With the much-anticipated signing of a lease with the city, the Indian River Rowing Club is about to start power-stroking its way toward its dream home: a $2 million boathouse on the Indian River Lagoon at the east end of the Barber Bridge.
“We believe that Vero Beach is going to build a rowing culture in a big way,” club spokesperson Shotsi Lajoie said on the eve of the scheduled lease-signing. “Just as golf and tennis are all throughout Vero, rowing is going to be part of the lifestyle here.”
With one 25-year-term for a total of $625 rent, and an optional second 25 years to be renegotiated in 2040, the club now begins fund-raising for the structure. The firm of well-known Windsor architect Scott Merrill is on board to design the building – two of its architects are rowers – and Lajoie predicts a “beautiful, signature structure” for MacWilliam Park.
The boathouse land is directly behind the building housing the Volunteer Ambulance Squad. Lajoie says no oaks will be removed from the site. Space for a 100-foot floating dock is in the plan as well.
The rowing club, founded in 2008 from a boathouse in Fellsmere, began working on a home in Vero in 2010. Initially the group tried to get a lease on another part of MacWilliam Park, a piece of the large tract being used as an off-leash dog park.
That didn’t fly with dog owners, and last March, the city signed a 10-year lease with the newly created Friends of the Vero Beach Dog Exercise Area, Inc., with the option of renewing for another 10-year-term.
Meantime, while the dogs used prime park real estate, the rowing club had to make do with a spot under the Alma Lee Loy Bridge, behind the sometimes malodorous sewage treatment plant. Leased to the rowing club and the Youth Sailing Foundation, it will remain the location for the sailors, Lajoie says.
“It’s windy there, which is good for sailing and not so good for rowing. Fifty percent of the time it’s unrowable,” she says.

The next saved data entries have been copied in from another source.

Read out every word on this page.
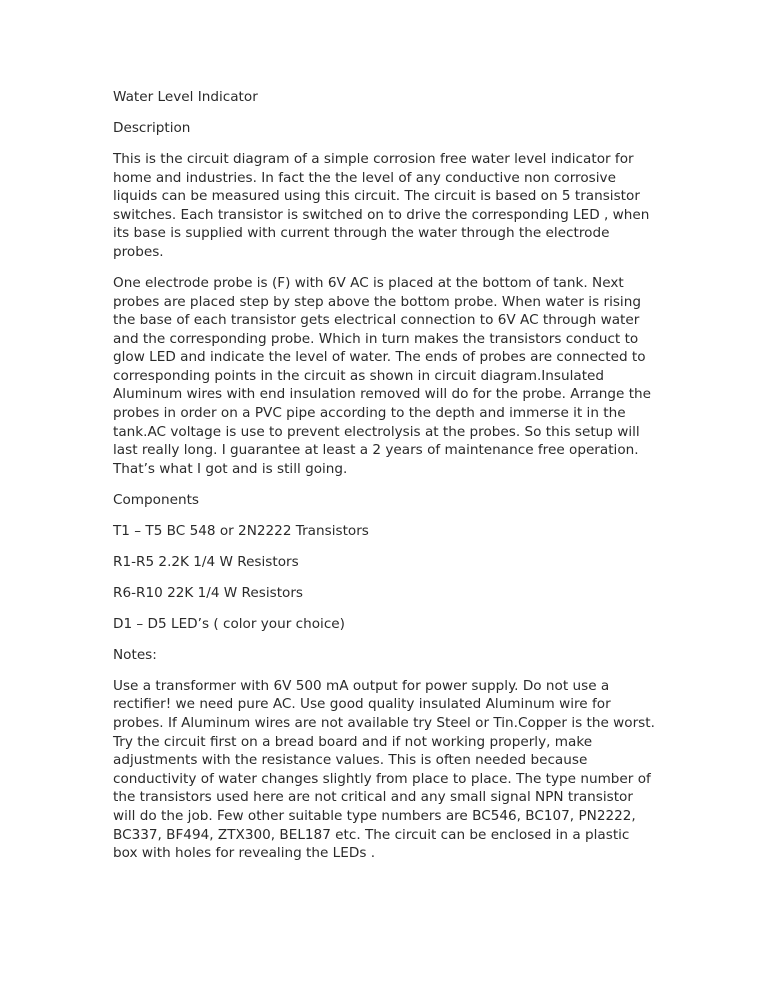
Water Level Indicator

Description

This is the circuit diagram of a simple corrosion free water level indicator for home and industries. In fact the the level of any conductive non corrosive liquids can be measured using this circuit. The circuit is based on 5 transistor switches. Each transistor is switched on to drive the corresponding LED , when its base is supplied with current through the water through the electrode probes.

One electrode probe is (F) with 6V AC is placed at the bottom of tank. Next probes are placed step by step above the bottom probe. When water is rising the base of each transistor gets electrical connection to 6V AC through water and the corresponding probe. Which in turn makes the transistors conduct to glow LED and indicate the level of water. The ends of probes are connected to corresponding points in the circuit as shown in circuit diagram.Insulated Aluminum wires with end insulation removed will do for the probe. Arrange the probes in order on a PVC pipe according to the depth and immerse it in the tank.AC voltage is use to prevent electrolysis at the probes. So this setup will last really long. I guarantee at least a 2 years of maintenance free operation. That’s what I got and is still going.

Components

T1 – T5 BC 548 or 2N2222 Transistors

R1-R5 2.2K 1/4 W Resistors

R6-R10 22K 1/4 W Resistors

D1 – D5 LED’s ( color your choice)

Notes:

Use a transformer with 6V 500 mA output for power supply. Do not use a rectifier! we need pure AC. Use good quality insulated Aluminum wire for probes. If Aluminum wires are not available try Steel or Tin.Copper is the worst. Try the circuit first on a bread board and if not working properly, make adjustments with the resistance values. This is often needed because conductivity of water changes slightly from place to place. The type number of the transistors used here are not critical and any small signal NPN transistor will do the job. Few other suitable type numbers are BC546, BC107, PN2222, BC337, BF494, ZTX300, BEL187 etc. The circuit can be enclosed in a plastic box with holes for revealing the LEDs .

The club’s prior location had another advantage: its president is Todd Young, an engineer for the city who has an office in the treatment plant. “It was serendipitous that we had a rower there,” says Lajoie. “He was instrumental in helping us with the politics of dealing with the city.”
A large part of the club’s persuasion power was its recruitment record. In two years, the club managed to muster 50 student rowers, enough to form boys’ and girls’ teams at both Vero Beach High School and Gifford Middle School.
The girls, undaunted by the humbling practice locale, nicknamed themselves the Trolls and rowed like mad. Last spring, the freshmen team came in first in a state competition.
Two girls have made it to collegiate teams. This fall, Chris and Peggy Hollinger’s daughter Ruby, founding captain of the club’s girls’ team, walked onto the freshman Division One rowing team at Notre Dame.
And Grayson Pensch, the 17-year-old daughter of Chris and Ramona Pensch, just won a scholarship to row for Florida Tech in Melbourne.
Both are from Vero Beach High School.
“One of the things we’ve stressed to people is rowing is good for scholarships,” says Lajoie.
The students, who pay $1,300 for a school year of rowing, train five days a week with coaches paid by the club. In addition to two part-time coaches, the club just hired its first full-time director of rowing, Gary Marra, who rowed for Stetson University.
It also raised $80,000 to buy the pricey boats called shells; it’s gone from owning four two years ago, to owning 20 today.
Indian River Rowing Club is anxious to expand its outreach. It’s currently offering scholarships to the Boys and Girls Club and is working with Community Church’s Crossover program to include some of the high school basketball players it mentors.
“People get it,” says Lajoie, a psychotherapist and artist who has rowed since college. “They see that this is really going to benefit the whole community, but it’s really going to benefit the high school kids.
“And as soon as we can, we’re going to start a college program. I’ve already talked to IRSC. All we have to do is put it in motion.”